第20話 先客

 白い膝までのキャミソールだった。しかも少し透けている。


「貧相な身体で高校生男子を誘惑するつもりはないわ。私の心の準備が出来ていないもの。出来ないし。ただ楽なの。片意地の張らない恰好がこれなのよ」


 と、ソファーに座ってテレビを見る。


「ゴメン。ホントに悪いんだけどブラジャーくらいつけてね。透けるんだよ。心臓に悪いから」


「そう――そこは寝るまでの妥協ね。初子さんはそうだったの」


 寝室へ向かう彼女へ、わざわざ答えはしない。母はいつも素肌にローブだった。足を絡ませると柔らかな毛が太ももにくすぐったかった。



「これでいいかしら」


 ショーツと同じ黒いブラで戻って来た。それもそれだ。


「ねえ、明日なんだけれど。学校へ行ってみない。部活の生徒くらいしかいなくてスカスカしているわ。スカッとしているわ。野球を特に好きな訳じゃないけれど、グラウンドから聞こえるあのカキーンという音は私の高校生活を二割くらいウキウキさせるの」


「学校って、田村さんは高校、好きなの」


「好き、というよりは興味深い場所だとは思っているわ。やがて社会を形成してゆく私たちが学びと共に幼い人間関係を形成してゆく、それもまた保育園から続くフラクタルなのかしら。だとすると社会に出た私たちが次に形成するのは、どれほどの体系なのか。とても世界規模に繋がっているとは思えないのだけれど。せせこましい会社で事務でもやりながら同僚と週末に飲みに行くくらいだとしたらそれはミクロへ戻ってゆく行為。世界が広くなるほど見えなくなる個人。人間が影響し得るフラクタル形態など、そんなものなのかも知れないのだわ。私たちは未来を大きく膨らませるために屋上でコーラを飲みましょう。そこには青空とコーラと私たちしかいない。それ以下のものは存在しないのだから。ドカンと一発、青春のホームランでも打ちかましましょう――」


 青春。それとおおよそかけ離れた生活だったろう。後悔はしていない、まったく。ただそれがここまで脆く崩れ去るものだったとも思っていなかった。たった一人に委ねた暮らしはその支えを失えば倒れてしまうと、子供でも理解出来ることを。




 彼女の宣言通り翌日はよく晴れた。夏休みの日曜日でも本当に野球部が練習していることに驚いた。地区大会敗退あとの練習というのはどんなものなのだろう。


 明かりもなく薄暗い一階購買部のひんやりとした空気の中、彼女がコーラを買っている。

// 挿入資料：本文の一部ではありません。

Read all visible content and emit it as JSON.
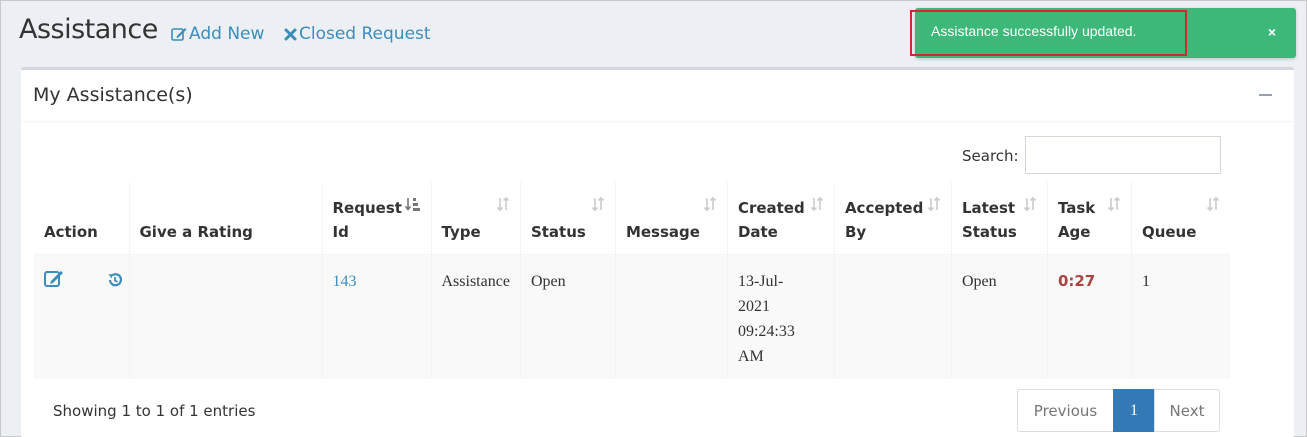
{
  "header": {
    "title": "Assistance",
    "add_new_label": "Add New",
    "closed_request_label": "Closed Request"
  },
  "toast": {
    "message": "Assistance successfully updated.",
    "close_label": "×",
    "color": "#3cb878"
  },
  "box": {
    "title": "My Assistance(s)"
  },
  "search": {
    "label": "Search:",
    "value": ""
  },
  "table": {
    "columns": [
      {
        "label_line1": "Action",
        "label_line2": ""
      },
      {
        "label_line1": "Give a Rating",
        "label_line2": ""
      },
      {
        "label_line1": "Request",
        "label_line2": "Id"
      },
      {
        "label_line1": "Type",
        "label_line2": ""
      },
      {
        "label_line1": "Status",
        "label_line2": ""
      },
      {
        "label_line1": "Message",
        "label_line2": ""
      },
      {
        "label_line1": "Created",
        "label_line2": "Date"
      },
      {
        "label_line1": "Accepted",
        "label_line2": "By"
      },
      {
        "label_line1": "Latest",
        "label_line2": "Status"
      },
      {
        "label_line1": "Task",
        "label_line2": "Age"
      },
      {
        "label_line1": "Queue",
        "label_line2": ""
      }
    ],
    "rows": [
      {
        "rating": "",
        "request_id": "143",
        "type": "Assistance",
        "status": "Open",
        "message": "",
        "created_l1": "13-Jul-",
        "created_l2": "2021",
        "created_l3": "09:24:33",
        "created_l4": "AM",
        "accepted_by": "",
        "latest_status": "Open",
        "task_age": "0:27",
        "queue": "1"
      }
    ]
  },
  "footer": {
    "info": "Showing 1 to 1 of 1 entries",
    "previous_label": "Previous",
    "current_page": "1",
    "next_label": "Next"
  },
  "colors": {
    "link": "#3c8dbc",
    "primary": "#337ab7",
    "danger_text": "#a94442",
    "highlight_border": "#d0282e"
  }
}
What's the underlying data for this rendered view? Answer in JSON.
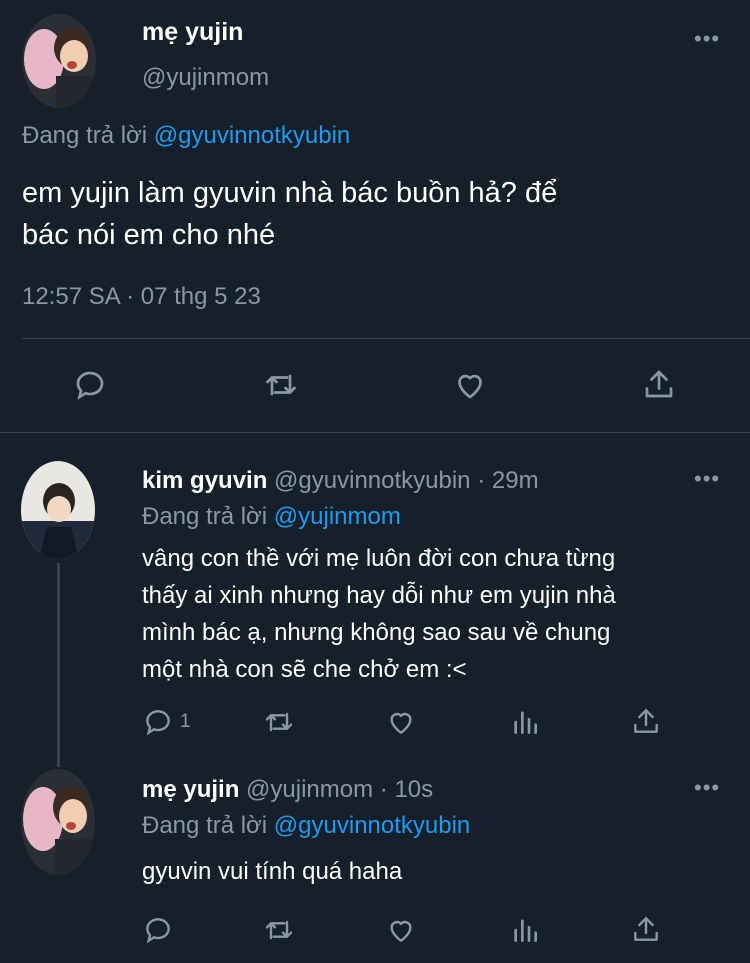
{
  "main_tweet": {
    "display_name": "mẹ yujin",
    "handle": "@yujinmom",
    "replying_prefix": "Đang trả lời",
    "replying_to": "@gyuvinnotkyubin",
    "text_line1": "em yujin làm gyuvin nhà bác buồn hả? để",
    "text_line2": "bác nói em cho nhé",
    "time": "12:57 SA",
    "separator": "·",
    "date": "07 thg 5 23",
    "more_label": "•••"
  },
  "replies": [
    {
      "display_name": "kim gyuvin",
      "handle": "@gyuvinnotkyubin",
      "separator": "·",
      "age": "29m",
      "replying_prefix": "Đang trả lời",
      "replying_to": "@yujinmom",
      "text_line1": "vâng con thề với mẹ luôn đời con chưa từng",
      "text_line2": "thấy ai xinh nhưng hay dỗi như em yujin nhà",
      "text_line3": "mình bác ạ, nhưng không sao sau về chung",
      "text_line4": "một nhà con sẽ che chở em :<",
      "reply_count": "1",
      "more_label": "•••"
    },
    {
      "display_name": "mẹ yujin",
      "handle": "@yujinmom",
      "separator": "·",
      "age": "10s",
      "replying_prefix": "Đang trả lời",
      "replying_to": "@gyuvinnotkyubin",
      "text_line1": "gyuvin vui tính quá haha",
      "more_label": "•••"
    }
  ],
  "colors": {
    "background": "#15202b",
    "muted": "#8899a6",
    "link": "#1d9bf0",
    "divider": "#38444d"
  },
  "icons": [
    "reply-icon",
    "retweet-icon",
    "like-icon",
    "share-icon",
    "analytics-icon",
    "more-icon"
  ]
}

「おごるわ。竜崎君にはファンタ含めて二本の借りがあるもの」


「ああ。ありがとう」


 静まった校舎。四階までの階段を会話もなく上る。



「おかしいわ――」


 彼女がドアを握って言った。


「開いてなかった?」


「逆よ。もう開いてるの。とにかく行きましょう」


 ドア越しにも暑さを覚える空気を切り裂いて眩しい屋上へと出た。一瞬白と青が混じり合い、渦となって目に飛び込んでくる。先に立った田村さんが言う。


「あら残念。先客だわ」


 彼女の向いた方を見ると、幻を見た。緑のフェンスを越えた制服姿の女子生徒がいるのだ。


「田村さん、友達とか――じゃないよね」


「悲しいかな、私の友達はあとにも先にも竜崎君だけよ。けれどこれはどうしていいものか。あなた、そこで何をしているの」


 そこで初めてこちらの存在に気づいたのか、髪を二つに結んだ少女が振り返る。フェンスもつかまずに。


「いや! 止めないでください!」


 フェンスの向こう五十センチ幅のコンクリで時折身体を揺らしながら風に吹かれている。上履きの色から見て二年生だ。


「止めるというか……私たち、ここへコーラを飲みに来ただけなの」


 言うと彼女は小声で、


(戻って警察へ電話を。それから職員室へ。くれぐれもそれが田村敦子でないことを添えて。でないと動かないわ)


 告げたあとコーラを左手に握った。


 僕は後ずさりながら階段へ戻る。運悪く、田村敦子慣れしているこの学校ではこの光景が見過ごされてしまっているのだ。